OAuth for Dummies

Having developed a little feature where I had to publish a Tweet to uh… Twitter, I did a checkup on how OAuth actually works. If you have the time you can go through Beginner’s Guide to OAuth, which is really excellent and was my source or introduction to OAuth. I’ll just condense it a little further, mostly because it is a good way to actually “get it”.

What is OAuth?

OAUth makes it possible for providers to communicate in a secure and authenticated manor, without needing to share user secrets (username/password). For example it can allow the users of my web application to post Tweets to their Twitter account without needing to specify their username and password (except if the need to login to the Twitter site).

Who is involved?

Just to set the scene and get into the terms used, the actors involved are:

We want to get access to the Service Provider, e.g. Twitter.

The Consumer would like to access a resource on the Service Provider, e.g. my application.

The User want to access a resource on the Service Provider via the Consumer, e.g. post a Tweet using my application.

How does it work?

Seen from a larger perspective the idea is that the 3 actors (the Service Provider, the Consumer and the User) communicate with each other in such a way that all agree on who is who.

In more technical terms, all 3 actors generates and present various tokens (share secrets) to each other, which when combined establishes a trusted relationship between the Consumer and the Service Provider on behalf of the User.

Step-by-Step

A User want to perform an action on the Consumer which requires access to the/a protected resource on the Service Provider, e.g. create a Tweet.

1. The Consumer contacts the Service Provider, requesting a Request Token and a Request Secret.
2. The User (e.g. his/her browser) is then redirected to the Service Provider presenting the Request Token.
3. The Service Provider validates the user and request approval from the User that the Consumer (found via the Request Token) can access the User’s protected resource.
4. The Service Provider generates an Access Token and an Access Secret.
5. The User (e.g. his/her browser) is then redirected to the Consumer, presenting the Access Token (the Access Secret is kept um… secret).
6. The Consumer now takes the Access Token and the Request Secret and asks the Service Provider for the Access Secret.
7. Once the Consumer has the Access Token and the Access Secret, it can access the protected resource.

The point of presenting the Request Secret to the Service Provider in step 6 is so that replays cannot be performed using the Access Token alone.

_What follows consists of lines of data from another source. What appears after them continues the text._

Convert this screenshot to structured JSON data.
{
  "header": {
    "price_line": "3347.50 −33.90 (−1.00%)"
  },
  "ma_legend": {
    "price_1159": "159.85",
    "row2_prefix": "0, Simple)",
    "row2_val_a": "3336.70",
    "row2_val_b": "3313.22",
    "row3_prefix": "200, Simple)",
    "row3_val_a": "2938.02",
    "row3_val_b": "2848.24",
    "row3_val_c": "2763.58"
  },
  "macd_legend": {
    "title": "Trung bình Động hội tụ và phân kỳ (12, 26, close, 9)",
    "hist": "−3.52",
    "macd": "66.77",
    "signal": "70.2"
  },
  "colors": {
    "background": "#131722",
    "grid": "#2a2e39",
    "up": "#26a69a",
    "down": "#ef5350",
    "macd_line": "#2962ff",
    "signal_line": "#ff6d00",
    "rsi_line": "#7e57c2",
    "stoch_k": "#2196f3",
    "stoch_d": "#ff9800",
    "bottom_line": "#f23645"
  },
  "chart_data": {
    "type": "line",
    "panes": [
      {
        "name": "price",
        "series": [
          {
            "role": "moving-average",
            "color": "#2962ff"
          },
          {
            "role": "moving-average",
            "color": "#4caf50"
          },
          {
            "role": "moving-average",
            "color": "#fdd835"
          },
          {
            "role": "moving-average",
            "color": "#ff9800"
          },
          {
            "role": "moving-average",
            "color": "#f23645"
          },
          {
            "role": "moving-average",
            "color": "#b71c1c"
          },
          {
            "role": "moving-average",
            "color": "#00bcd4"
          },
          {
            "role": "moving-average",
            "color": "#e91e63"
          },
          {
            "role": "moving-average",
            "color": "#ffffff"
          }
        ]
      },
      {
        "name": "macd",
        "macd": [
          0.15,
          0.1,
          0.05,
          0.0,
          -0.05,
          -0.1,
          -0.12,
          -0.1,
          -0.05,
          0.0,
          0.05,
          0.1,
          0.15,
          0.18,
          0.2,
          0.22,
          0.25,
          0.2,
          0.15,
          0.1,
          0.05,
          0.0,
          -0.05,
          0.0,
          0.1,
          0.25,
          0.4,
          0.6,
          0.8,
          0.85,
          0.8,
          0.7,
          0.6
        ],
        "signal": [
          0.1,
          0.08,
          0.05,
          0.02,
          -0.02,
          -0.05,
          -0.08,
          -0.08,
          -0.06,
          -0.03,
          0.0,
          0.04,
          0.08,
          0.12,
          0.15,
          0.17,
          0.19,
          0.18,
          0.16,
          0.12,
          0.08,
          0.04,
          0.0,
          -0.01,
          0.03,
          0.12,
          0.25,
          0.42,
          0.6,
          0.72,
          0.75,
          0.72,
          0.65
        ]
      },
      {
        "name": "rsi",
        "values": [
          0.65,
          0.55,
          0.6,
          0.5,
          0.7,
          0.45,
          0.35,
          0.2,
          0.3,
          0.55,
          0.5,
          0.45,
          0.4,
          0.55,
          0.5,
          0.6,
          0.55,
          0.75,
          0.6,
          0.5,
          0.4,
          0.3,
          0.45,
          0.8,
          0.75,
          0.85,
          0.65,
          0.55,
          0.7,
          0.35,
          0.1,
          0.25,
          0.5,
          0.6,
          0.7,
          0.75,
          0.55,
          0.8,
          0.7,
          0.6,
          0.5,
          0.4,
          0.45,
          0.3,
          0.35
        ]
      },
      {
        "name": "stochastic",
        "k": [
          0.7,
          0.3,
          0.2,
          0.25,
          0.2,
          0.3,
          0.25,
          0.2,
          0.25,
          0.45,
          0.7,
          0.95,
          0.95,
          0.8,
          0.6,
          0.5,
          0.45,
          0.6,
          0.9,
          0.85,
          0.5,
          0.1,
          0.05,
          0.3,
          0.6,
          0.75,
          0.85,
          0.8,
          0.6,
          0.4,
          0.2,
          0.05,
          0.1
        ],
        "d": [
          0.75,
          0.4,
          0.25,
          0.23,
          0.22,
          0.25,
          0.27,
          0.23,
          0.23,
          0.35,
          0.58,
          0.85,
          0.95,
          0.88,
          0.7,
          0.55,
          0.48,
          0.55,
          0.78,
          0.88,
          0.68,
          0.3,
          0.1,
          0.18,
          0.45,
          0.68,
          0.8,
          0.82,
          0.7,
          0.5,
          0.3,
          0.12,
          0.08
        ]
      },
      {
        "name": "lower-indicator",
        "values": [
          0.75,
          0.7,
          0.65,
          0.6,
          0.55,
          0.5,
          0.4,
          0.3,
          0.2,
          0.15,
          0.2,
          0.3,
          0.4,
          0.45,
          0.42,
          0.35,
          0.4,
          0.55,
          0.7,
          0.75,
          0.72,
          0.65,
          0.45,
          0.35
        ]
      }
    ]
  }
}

The Tokens are used to communicate between the Consumer and the Service Provider via the User (his/her browser). The Secrets are kept between the Consumer and the Service Provider.

Now what?

Once the relationship is in place, the “real” communication can take place. This is where it gets hairy and where we’ll stop for this dummy introduction.

However during my implementation I found a little problem with the way .NET UrlEncode works – it is simply not compatible with OAuth. I found an implementation by Andrew Arnott, who is OAuth/OpenID aficionado and author of DotNetOpenAuth that does this and is RFC 3986 compliant (it basically used the UrlEncode from .NET and then fixes what is broken):

/// <summary>
/// The set of characters that are unreserved in RFC 2396 but are NOT unreserved in RFC 3986.
/// </summary>
private static readonly string[] UriRfc3986CharsToEscape = new[] { "!", "*", "'", "(", ")" };

/// <summary>
/// Escapes a string according to the URI data string rules given in RFC 3986.
/// </summary>
/// <param name="value">The value to escape.</param>
/// <returns>The escaped value.</returns>
/// <remarks>
/// The <see cref="Uri.EscapeDataString"/> method is <i>supposed</i> to take on
/// RFC 3986 behavior if certain elements are present in a .config file.  Even if this
/// actually worked (which in my experiments it <i>doesn't</i>), we can't rely on every
/// host actually having this configuration element present.
/// </remarks>

public static string UrlEncodeRfc3986(this string value)
{
    // Start with RFC 2396 escaping by calling the .NET method to do the work.
    // This MAY sometimes exhibit RFC 3986 behavior (according to the documentation).
    // If it does, the escaping we do that follows it will be a no-op since the
    // characters we search for to replace can't possibly exist in the string.
    var escaped = new StringBuilder(Uri.EscapeDataString(value));

    // Upgrade the escaping to RFC 3986, if necessary.
    for (int i = 0; i < UriRfc3986CharsToEscape.Length; i++)
    {
        escaped.Replace(UriRfc3986CharsToEscape[i], Uri.HexEscape(UriRfc3986CharsToEscape[i][0]));
    }

    // Return the fully-RFC3986-escaped string.
    return escaped.ToString();
}